Our gospel lesson harkens back to this story so listen for parallels as you hear God’s word from Matthew’s gospel.

A while back Lee and I met up with some of his work friends in Las Vegas.  It was my first real trip as a tourist.  I had been there once before on a church youth trip, we stopped for an all-you-can-eat breakfast.  But needless to say, we did not explore the sights!  On this recent trip, there were four couples.
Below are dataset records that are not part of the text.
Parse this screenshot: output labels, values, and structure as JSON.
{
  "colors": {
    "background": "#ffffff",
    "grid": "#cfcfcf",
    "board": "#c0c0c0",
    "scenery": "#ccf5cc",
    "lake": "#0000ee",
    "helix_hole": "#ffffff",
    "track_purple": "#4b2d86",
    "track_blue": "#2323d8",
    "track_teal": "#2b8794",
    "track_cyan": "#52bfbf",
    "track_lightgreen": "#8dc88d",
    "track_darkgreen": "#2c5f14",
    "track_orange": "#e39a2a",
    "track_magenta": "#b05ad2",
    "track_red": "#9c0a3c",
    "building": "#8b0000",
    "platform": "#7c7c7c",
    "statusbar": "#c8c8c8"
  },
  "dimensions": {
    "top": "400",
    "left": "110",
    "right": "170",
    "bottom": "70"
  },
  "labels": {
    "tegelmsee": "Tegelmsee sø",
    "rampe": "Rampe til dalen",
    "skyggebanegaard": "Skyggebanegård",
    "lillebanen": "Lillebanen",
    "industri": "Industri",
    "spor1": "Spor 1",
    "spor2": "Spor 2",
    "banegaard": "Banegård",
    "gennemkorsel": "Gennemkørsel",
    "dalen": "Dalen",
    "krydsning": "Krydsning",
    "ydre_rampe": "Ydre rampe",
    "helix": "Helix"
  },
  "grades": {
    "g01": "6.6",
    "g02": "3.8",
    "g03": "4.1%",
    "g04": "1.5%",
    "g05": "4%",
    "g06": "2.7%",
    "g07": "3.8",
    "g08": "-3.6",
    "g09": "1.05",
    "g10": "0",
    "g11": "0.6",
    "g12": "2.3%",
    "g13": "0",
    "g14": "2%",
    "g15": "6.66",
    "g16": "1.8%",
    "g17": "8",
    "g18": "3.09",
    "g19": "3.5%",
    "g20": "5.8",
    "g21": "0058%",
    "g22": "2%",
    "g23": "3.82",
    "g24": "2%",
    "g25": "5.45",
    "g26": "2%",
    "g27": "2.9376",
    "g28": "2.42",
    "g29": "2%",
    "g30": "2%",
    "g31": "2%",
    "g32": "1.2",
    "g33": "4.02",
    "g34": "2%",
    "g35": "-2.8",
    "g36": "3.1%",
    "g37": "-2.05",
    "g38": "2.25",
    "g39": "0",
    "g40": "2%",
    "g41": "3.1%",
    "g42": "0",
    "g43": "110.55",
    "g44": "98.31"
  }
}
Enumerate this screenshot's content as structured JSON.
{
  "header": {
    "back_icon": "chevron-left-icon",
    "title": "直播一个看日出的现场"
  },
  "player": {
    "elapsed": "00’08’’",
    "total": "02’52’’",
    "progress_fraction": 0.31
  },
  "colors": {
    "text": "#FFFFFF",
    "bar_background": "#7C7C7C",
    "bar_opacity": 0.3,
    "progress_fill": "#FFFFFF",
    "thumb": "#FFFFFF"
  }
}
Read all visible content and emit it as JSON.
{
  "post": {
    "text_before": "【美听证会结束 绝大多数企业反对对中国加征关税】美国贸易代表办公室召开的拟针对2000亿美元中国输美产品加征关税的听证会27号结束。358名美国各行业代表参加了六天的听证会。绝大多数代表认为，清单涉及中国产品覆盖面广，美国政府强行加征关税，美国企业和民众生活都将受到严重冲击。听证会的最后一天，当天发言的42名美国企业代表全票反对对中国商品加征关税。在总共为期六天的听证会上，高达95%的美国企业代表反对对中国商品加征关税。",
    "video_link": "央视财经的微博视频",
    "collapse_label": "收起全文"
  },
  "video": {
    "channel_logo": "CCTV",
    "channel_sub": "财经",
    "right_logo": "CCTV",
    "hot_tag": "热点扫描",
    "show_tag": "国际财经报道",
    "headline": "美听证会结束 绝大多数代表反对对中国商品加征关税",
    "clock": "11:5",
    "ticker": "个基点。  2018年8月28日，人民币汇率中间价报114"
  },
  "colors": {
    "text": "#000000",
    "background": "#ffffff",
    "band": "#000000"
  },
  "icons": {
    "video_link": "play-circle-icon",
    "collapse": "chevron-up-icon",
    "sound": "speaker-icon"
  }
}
On the first night, Tom and Diane and Lee and I walked the strip- from the MGM Grand to the Bellagio to see the dancing waters.   We had lots of fun!  There was a big music concert held just outside the city and we saw people coming and going at all hours.  I will say I almost made it out of Vegas without gambling, but tried my hand at a slot machine at the airport.  I know not the best place to turn to the dark side.  This weekend Tom and Diane came out to visit us from Texas.  We traveled up the coast and showed them around Santa Cruz.  I kept reflecting on how the first time I met these new friends we were in Las Vegas, and how the second time I see them is the same week the whole world has been focused on the tragic event in Las Vegas.  The deadliest shooting in American history that shocked us all Monday morning.  One man killed 57 people, for no apparent reason, and injured 489 more.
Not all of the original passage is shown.